The term refers to burnt mounds, typically crescent or horseshoe-shaped spreads of fire-cracked stone and dark, charred soil, thought to represent ancient cooking or industrial sites where stones were heated in a fire and dropped into a water-filled trough to bring it to the boil. The example at Derryville in County Tipperary adds a small but telling variation to this familiar pattern: it came to light not through deliberate investigation but as a consequence of construction work, emerging from beneath a bulldozed field on the edge of a peat-fringed slope.

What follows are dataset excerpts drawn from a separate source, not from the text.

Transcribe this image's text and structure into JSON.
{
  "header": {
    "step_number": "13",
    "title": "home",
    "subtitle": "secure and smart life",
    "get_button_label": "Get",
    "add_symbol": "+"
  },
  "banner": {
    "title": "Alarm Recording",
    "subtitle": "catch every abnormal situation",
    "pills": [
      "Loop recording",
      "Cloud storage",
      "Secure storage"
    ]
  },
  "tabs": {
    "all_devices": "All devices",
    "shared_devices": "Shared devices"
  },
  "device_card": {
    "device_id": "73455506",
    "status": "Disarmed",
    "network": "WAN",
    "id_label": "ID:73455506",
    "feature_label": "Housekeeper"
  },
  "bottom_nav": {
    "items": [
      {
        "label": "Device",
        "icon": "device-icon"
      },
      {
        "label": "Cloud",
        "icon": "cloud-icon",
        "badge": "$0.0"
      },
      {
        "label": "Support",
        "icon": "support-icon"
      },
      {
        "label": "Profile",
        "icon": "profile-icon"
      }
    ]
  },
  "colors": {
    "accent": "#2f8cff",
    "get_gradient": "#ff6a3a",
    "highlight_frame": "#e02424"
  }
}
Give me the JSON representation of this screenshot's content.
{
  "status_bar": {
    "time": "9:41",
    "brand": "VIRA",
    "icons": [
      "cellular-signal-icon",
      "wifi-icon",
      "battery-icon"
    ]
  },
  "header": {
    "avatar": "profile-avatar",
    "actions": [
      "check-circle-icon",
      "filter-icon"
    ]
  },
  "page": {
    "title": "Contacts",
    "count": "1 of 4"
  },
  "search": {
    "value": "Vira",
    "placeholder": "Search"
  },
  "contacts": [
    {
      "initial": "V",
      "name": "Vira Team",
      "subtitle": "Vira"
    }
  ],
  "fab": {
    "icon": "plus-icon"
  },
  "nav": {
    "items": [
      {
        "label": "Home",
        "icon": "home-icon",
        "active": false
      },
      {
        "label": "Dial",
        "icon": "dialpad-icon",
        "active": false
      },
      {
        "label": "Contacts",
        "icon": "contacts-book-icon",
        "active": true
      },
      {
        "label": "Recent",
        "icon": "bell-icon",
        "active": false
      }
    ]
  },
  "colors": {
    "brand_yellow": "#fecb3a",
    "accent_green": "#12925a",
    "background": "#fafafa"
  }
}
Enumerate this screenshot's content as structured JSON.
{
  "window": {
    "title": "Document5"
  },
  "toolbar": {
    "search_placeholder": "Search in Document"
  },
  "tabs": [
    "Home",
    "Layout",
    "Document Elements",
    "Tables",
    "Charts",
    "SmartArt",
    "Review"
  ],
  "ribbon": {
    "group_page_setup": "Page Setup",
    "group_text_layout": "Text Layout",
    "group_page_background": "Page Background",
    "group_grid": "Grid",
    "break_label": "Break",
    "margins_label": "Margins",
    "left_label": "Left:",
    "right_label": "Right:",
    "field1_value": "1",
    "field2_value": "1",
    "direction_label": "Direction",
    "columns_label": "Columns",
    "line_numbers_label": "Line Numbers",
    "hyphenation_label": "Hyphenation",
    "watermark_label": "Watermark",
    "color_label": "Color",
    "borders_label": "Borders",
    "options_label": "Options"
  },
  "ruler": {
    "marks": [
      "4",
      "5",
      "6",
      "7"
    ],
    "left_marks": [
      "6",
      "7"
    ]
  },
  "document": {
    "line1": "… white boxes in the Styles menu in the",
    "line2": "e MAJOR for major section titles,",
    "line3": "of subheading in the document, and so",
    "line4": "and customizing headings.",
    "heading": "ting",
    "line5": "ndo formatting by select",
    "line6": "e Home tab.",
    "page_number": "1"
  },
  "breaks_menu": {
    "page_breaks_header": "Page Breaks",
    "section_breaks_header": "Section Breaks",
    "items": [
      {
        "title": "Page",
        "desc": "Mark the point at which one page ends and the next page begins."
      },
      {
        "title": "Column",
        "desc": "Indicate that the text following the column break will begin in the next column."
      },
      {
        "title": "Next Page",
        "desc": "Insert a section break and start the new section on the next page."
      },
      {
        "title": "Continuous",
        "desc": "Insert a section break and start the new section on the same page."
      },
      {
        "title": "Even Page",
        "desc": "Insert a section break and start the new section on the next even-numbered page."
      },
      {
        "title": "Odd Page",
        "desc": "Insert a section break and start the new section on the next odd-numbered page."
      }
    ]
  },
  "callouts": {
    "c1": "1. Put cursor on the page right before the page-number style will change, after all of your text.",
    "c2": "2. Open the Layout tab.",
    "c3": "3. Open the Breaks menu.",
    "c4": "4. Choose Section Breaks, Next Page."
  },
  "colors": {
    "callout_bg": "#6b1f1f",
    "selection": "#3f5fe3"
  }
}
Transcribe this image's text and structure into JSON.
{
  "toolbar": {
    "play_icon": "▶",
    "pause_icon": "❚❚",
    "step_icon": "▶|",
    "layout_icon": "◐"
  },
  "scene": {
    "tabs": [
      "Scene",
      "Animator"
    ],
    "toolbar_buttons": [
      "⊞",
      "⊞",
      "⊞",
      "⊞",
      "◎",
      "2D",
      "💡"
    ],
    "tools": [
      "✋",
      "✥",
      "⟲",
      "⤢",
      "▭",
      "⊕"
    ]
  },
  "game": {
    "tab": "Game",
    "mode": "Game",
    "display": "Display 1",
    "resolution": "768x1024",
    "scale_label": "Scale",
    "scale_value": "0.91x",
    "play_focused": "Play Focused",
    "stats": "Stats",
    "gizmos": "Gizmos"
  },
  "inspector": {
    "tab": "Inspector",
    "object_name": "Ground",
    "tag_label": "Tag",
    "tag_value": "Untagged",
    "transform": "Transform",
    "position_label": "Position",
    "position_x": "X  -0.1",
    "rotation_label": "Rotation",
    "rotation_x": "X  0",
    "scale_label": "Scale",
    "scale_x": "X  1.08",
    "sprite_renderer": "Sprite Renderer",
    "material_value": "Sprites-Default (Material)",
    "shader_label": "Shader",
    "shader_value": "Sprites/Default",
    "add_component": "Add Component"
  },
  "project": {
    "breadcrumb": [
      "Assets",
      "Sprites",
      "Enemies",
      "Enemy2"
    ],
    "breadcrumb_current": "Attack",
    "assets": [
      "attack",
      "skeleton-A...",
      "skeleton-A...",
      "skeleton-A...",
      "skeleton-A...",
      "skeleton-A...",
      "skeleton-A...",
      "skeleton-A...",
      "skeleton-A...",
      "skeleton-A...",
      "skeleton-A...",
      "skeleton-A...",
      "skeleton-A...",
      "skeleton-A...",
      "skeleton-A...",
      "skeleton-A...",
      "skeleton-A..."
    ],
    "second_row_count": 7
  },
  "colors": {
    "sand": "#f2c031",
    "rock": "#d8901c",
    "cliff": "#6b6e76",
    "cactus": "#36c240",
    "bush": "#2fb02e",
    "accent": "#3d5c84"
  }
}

In 2002, archaeologist Richard Crumlish was conducting monitoring work on a development site lying to the south of a known earthwork when the ground gave up something older and less expected. Alongside the fulacht fiadh itself, two burnt spreads and two charcoal spreads were identified. A subsequent excavation revealed the full extent of the site, which measured approximately 20 metres by 14 metres and sat on a west-facing slope beside an area of peat, the kind of boggy, waterlogged ground that would have made such a site practical in prehistory, providing a ready water source for the trough. The topsoil stripping by machinery had disrupted the mound enough to obscure its original shape, which might otherwise have conformed to the classic curved outline. What remained nonetheless included two pits and a rock-cut trough, the latter hewn directly into the bedrock rather than constructed from timber or other materials, a detail that speaks to the particular geology of the spot and the effort invested by whoever used it.